В конце марта Чайковский отправился в Петербург, чтобы присутствовать на репетиции «Опричника» и на его премьере 12 апреля. К этому дню из Москвы прибыла вся консерваторская профессура во главе с Николаем Рубинштейном. По словам Василия Бесселя, «представление было настоящим триумфом Чайковского». Затем в ресторане Бореля состоялся торжественный ужин, и автору оперы была вручена денежная премия — 300 рублей; кроме того, он получил от Бесселя по договору еще 700 рублей. 14 апреля Чайковский выехал в Италию, чтобы осветить в качестве рецензента газеты «Русские ведомости» первое представление оперы Глинки «Жизнь за царя» в Милане. Композитор находился под впечатлением от успеха собственной оперы и хвалебных рецензий на нее. Но немногим позже Цезарь Кюи подлил дегтя в бочку меда, написав в «Санкт-Петербургских ведомостях», что музыка «Опричника» «бедна идеями», будучи, по его мнению, очень слабой и «без единого счастливого вдохновения».
Впрочем, позднее, 25 апреля/7 мая 1874 года, во Флоренции Петр Ильич сам повторил этот приговор в письме кузине Анне Мерклинг: «Я должен открыться тебе: моя опера, по правде сказать, весьма слабое произведение; я очень недоволен ею, а вызовы и аплодисменты на первом представлении нимало не вводят меня в заблуждение». Подобные заявления, часто повторявшиеся в его жизни, свидетельствуют о том, что он был способен не только на трезвый и критичный взгляд на результаты своего труда, несмотря даже на эйфорию и восторги слушателей, но и на глубокие сомнения в себе, подобно другим гениям, не теряя при этом веры в достижение творческих вершин.

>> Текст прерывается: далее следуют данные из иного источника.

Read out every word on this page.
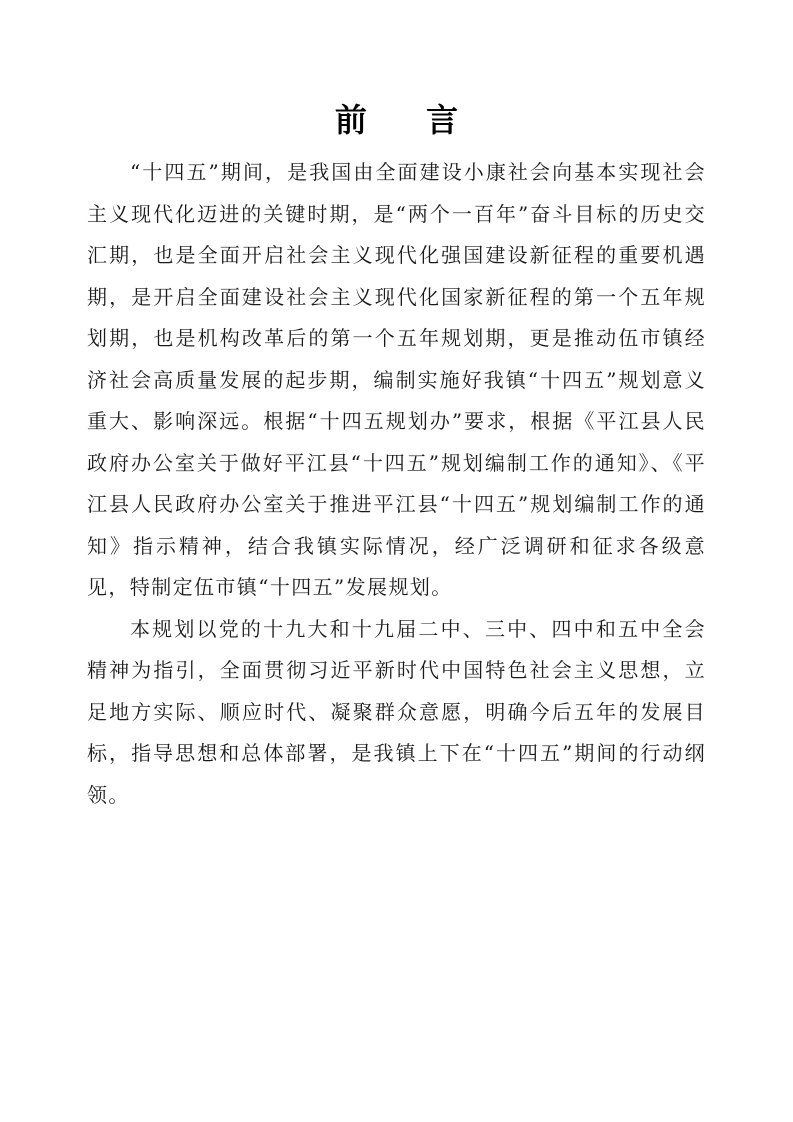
前 言

“十四五”期间，是我国由全面建设小康社会向基本实现社会主义现代化迈进的关键时期，是“两个一百年”奋斗目标的历史交汇期，也是全面开启社会主义现代化强国建设新征程的重要机遇期，是开启全面建设社会主义现代化国家新征程的第一个五年规划期，也是机构改革后的第一个五年规划期，更是推动伍市镇经济社会高质量发展的起步期，编制实施好我镇“十四五”规划意义重大、影响深远。根据“十四五规划办”要求，根据《平江县人民政府办公室关于做好平江县“十四五”规划编制工作的通知》、《平江县人民政府办公室关于推进平江县“十四五”规划编制工作的通知》指示精神，结合我镇实际情况，经广泛调研和征求各级意见，特制定伍市镇“十四五”发展规划。

本规划以党的十九大和十九届二中、三中、四中和五中全会精神为指引，全面贯彻习近平新时代中国特色社会主义思想，立足地方实际、顺应时代、凝聚群众意愿，明确今后五年的发展目标，指导思想和总体部署，是我镇上下在“十四五”期间的行动纲领。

Узнав, что в опере Глинки делаются изменения в угоду вкусу итальянской публики и что премьера перенесена на середину мая, Чайковский отказался от поездки в Милан, предпочтя просто насладиться Италией. 17/29 апреля он прибыл в Венецию, где раньше останавливался лишь проездом. Впечатление от нее оказалось тяжелым. «Венеция такой город, — писал он Модесту в этот же день, — что если бы пришлось здесь прожить неделю, то на пятый день я бы удавился с отчаяния. Все сосредоточено на площади Св. Марка. Засим, куда ни пойдешь, пропадешь в лабиринте вонючих коридоров, никуда не приводящих, и, пока не сядешь где-нибудь в гондолу и не велишь себя везти, не поймешь, где находишься. По Canale Grande проехаться не мешает, ибо дворцы, дворцы и дворцы, все мраморные, один лучше другого, но в то же время один грязнее и запущеннее другого. <…> Зато палаццо дожей — верх красоты и интересное™, с романтическим ароматом Совета десяти, инквизиции, пыток, ублиеток (средневековая подземная тюрьма. — АП.) ит. п. прелестей. Я все-таки избегал его еще раз вдоль и поперек и для очистки совести побывал в других двух-трех церквях с целой бездной картин Тициана и Тинторетто, статуй Кановы и всяких эстетических драгоценностей. Но, повторяю, город мрачный, как будто вымерший. Не только лошадей, даже ни одной собаки я не видел».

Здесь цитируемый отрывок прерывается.